Feng Shui is a philosophy built on practical applications but goes further to expands into teaching how one can establish balance in their environment.

Feng Shui in our bedrooms are paramount to our health and well being where we rest, heal and recharge. Water is a powerful element often used for wealth and money cure applications. its activity in our bedroom is actually the opposite of what is needed in that particular room. 

The topic of being in the North-East quadrant of your home is relative to Kua number of the individual. Each direction, each room has an inherent element so joining up the two in harmony is an art.

Try not to confuse what we are "used to" as comfortable to what Feng shui may otherwise suggest. I was ignorant for decades having a 55g and a 20g in my bedroom but have since experienced the deepest sleep i have ever known since then. To give you an idea, i can literally fall asleep within 2-3 minutes where i otherwise had tossed and turned, gotten up and turned on the tv or PC before falling asleep.
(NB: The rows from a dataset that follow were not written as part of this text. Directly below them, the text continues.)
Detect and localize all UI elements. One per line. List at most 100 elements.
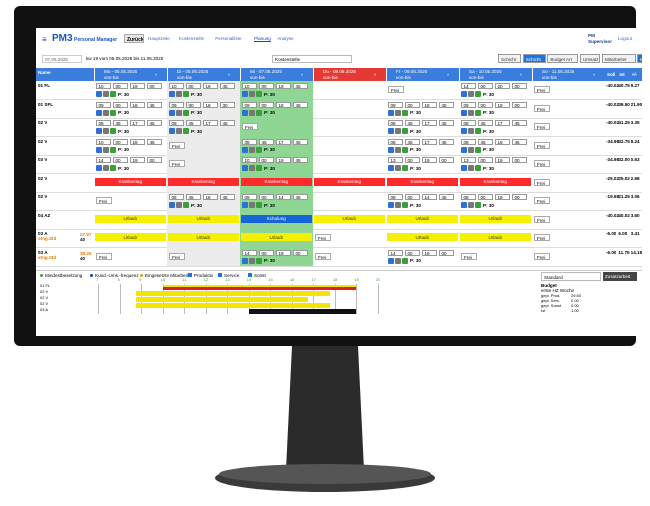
action-icon[interactable] — [475, 91, 481, 97]
action-icon[interactable] — [388, 165, 394, 171]
time-select[interactable]: 45 — [147, 138, 162, 145]
time-select[interactable]: 00 — [512, 157, 527, 163]
time-select[interactable]: 10 — [96, 138, 111, 145]
action-icon[interactable] — [395, 146, 401, 153]
time-select[interactable]: 45 — [186, 194, 201, 200]
action-icon[interactable] — [96, 109, 102, 116]
action-icon[interactable] — [183, 128, 189, 134]
time-select[interactable]: 08 — [169, 120, 184, 126]
time-select[interactable]: 08 — [388, 120, 403, 126]
time-select[interactable]: 09 — [96, 101, 111, 108]
action-icon[interactable] — [110, 109, 116, 116]
action-icon[interactable] — [461, 146, 467, 153]
action-icon[interactable] — [475, 146, 481, 153]
time-select[interactable]: 19 — [203, 83, 218, 89]
action-icon[interactable] — [395, 202, 401, 208]
action-icon[interactable] — [388, 202, 394, 208]
action-icon[interactable] — [468, 128, 474, 134]
time-select[interactable]: 45 — [293, 138, 308, 145]
action-icon[interactable] — [468, 202, 474, 208]
time-select[interactable]: 30 — [220, 101, 235, 108]
action-icon[interactable] — [242, 146, 248, 153]
time-select[interactable]: 45 — [439, 120, 454, 126]
action-icon[interactable] — [475, 165, 481, 171]
action-icon[interactable] — [256, 91, 262, 97]
time-select[interactable]: 00 — [147, 83, 162, 89]
time-select[interactable]: 45 — [220, 194, 235, 200]
action-icon[interactable] — [395, 128, 401, 134]
action-icon[interactable] — [249, 257, 255, 264]
time-select[interactable]: 00 — [512, 83, 527, 89]
checkbox[interactable] — [248, 273, 252, 277]
checkbox[interactable] — [218, 273, 222, 277]
time-select[interactable]: 00 — [186, 101, 201, 108]
action-icon[interactable] — [475, 128, 481, 134]
action-icon[interactable] — [461, 165, 467, 171]
action-icon[interactable] — [110, 91, 116, 97]
time-select[interactable]: 19 — [276, 157, 291, 163]
action-icon[interactable] — [103, 109, 109, 116]
time-select[interactable]: 14 — [242, 249, 257, 256]
nav-link[interactable]: Kostenstelle — [179, 36, 205, 41]
time-select[interactable]: 09 — [242, 194, 257, 200]
action-icon[interactable] — [402, 109, 408, 116]
panel-select[interactable]: Standard — [541, 272, 601, 281]
time-select[interactable]: 45 — [478, 138, 493, 145]
toolbar-button[interactable]: Umsatz — [579, 54, 601, 63]
action-icon[interactable] — [242, 109, 248, 116]
time-select[interactable]: 00 — [147, 157, 162, 163]
time-select[interactable]: 10 — [96, 83, 111, 89]
action-icon[interactable] — [402, 257, 408, 264]
action-icon[interactable] — [176, 91, 182, 97]
time-select[interactable]: 45 — [293, 194, 308, 200]
action-icon[interactable] — [388, 146, 394, 153]
time-select[interactable]: 17 — [422, 138, 437, 145]
action-icon[interactable] — [402, 202, 408, 208]
action-icon[interactable] — [388, 109, 394, 116]
time-select[interactable]: 45 — [293, 101, 308, 108]
time-select[interactable]: 10 — [169, 83, 184, 89]
time-select[interactable]: 19 — [130, 83, 145, 89]
action-icon[interactable] — [402, 128, 408, 134]
action-icon[interactable] — [395, 165, 401, 171]
nav-link[interactable]: Analyse — [277, 36, 294, 41]
time-select[interactable]: 18 — [130, 101, 145, 108]
action-icon[interactable] — [475, 109, 481, 116]
time-select[interactable]: 08 — [242, 138, 257, 145]
action-icon[interactable] — [169, 202, 175, 208]
toolbar-button[interactable]: Mitarbeiter — [602, 54, 636, 63]
time-select[interactable]: 00 — [405, 157, 420, 163]
toolbar-button[interactable]: Schicht — [522, 54, 546, 63]
nav-link[interactable]: Planung — [254, 36, 271, 41]
time-select[interactable]: 14 — [96, 157, 111, 163]
action-icon[interactable] — [183, 109, 189, 116]
time-select[interactable]: 20 — [495, 83, 510, 89]
time-select[interactable]: 14 — [422, 194, 437, 200]
time-select[interactable]: 17 — [495, 120, 510, 126]
time-select[interactable]: 00 — [259, 194, 274, 200]
action-icon[interactable] — [110, 128, 116, 134]
time-select[interactable]: 00 — [259, 249, 274, 256]
time-select[interactable]: 09 — [388, 194, 403, 200]
time-select[interactable]: 45 — [405, 120, 420, 126]
time-select[interactable]: 18 — [276, 101, 291, 108]
time-select[interactable]: 00 — [259, 101, 274, 108]
time-select[interactable]: 14 — [276, 194, 291, 200]
time-select[interactable]: 00 — [405, 101, 420, 108]
action-icon[interactable] — [169, 109, 175, 116]
action-icon[interactable] — [96, 146, 102, 153]
time-select[interactable]: 08 — [461, 194, 476, 200]
time-select[interactable]: 45 — [439, 194, 454, 200]
time-select[interactable]: 00 — [478, 157, 493, 163]
action-icon[interactable] — [103, 91, 109, 97]
time-select[interactable]: 45 — [512, 120, 527, 126]
time-select[interactable]: 19 — [495, 157, 510, 163]
action-icon[interactable] — [176, 109, 182, 116]
time-select[interactable]: 17 — [276, 138, 291, 145]
logout[interactable]: Logout — [618, 36, 633, 41]
time-select[interactable]: 00 — [405, 249, 420, 256]
time-select[interactable]: 19 — [495, 101, 510, 108]
time-select[interactable]: 19 — [422, 157, 437, 163]
action-icon[interactable] — [475, 202, 481, 208]
time-select[interactable]: 18 — [130, 138, 145, 145]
YMMV of course


----------



## acitydweller (Dec 28, 2011)

Just to give an idea of balance of Feng Shui within an aquarium:

Water - Water in the aquarium
Wood - Plants & driftwood in the aquarium
Metal - The aquarium itself
Earth - gravel/substrate
Fire - Red/Orange/Gold colors of the fish and the lighting.

All things in balance will look beautiful from all angles.


----------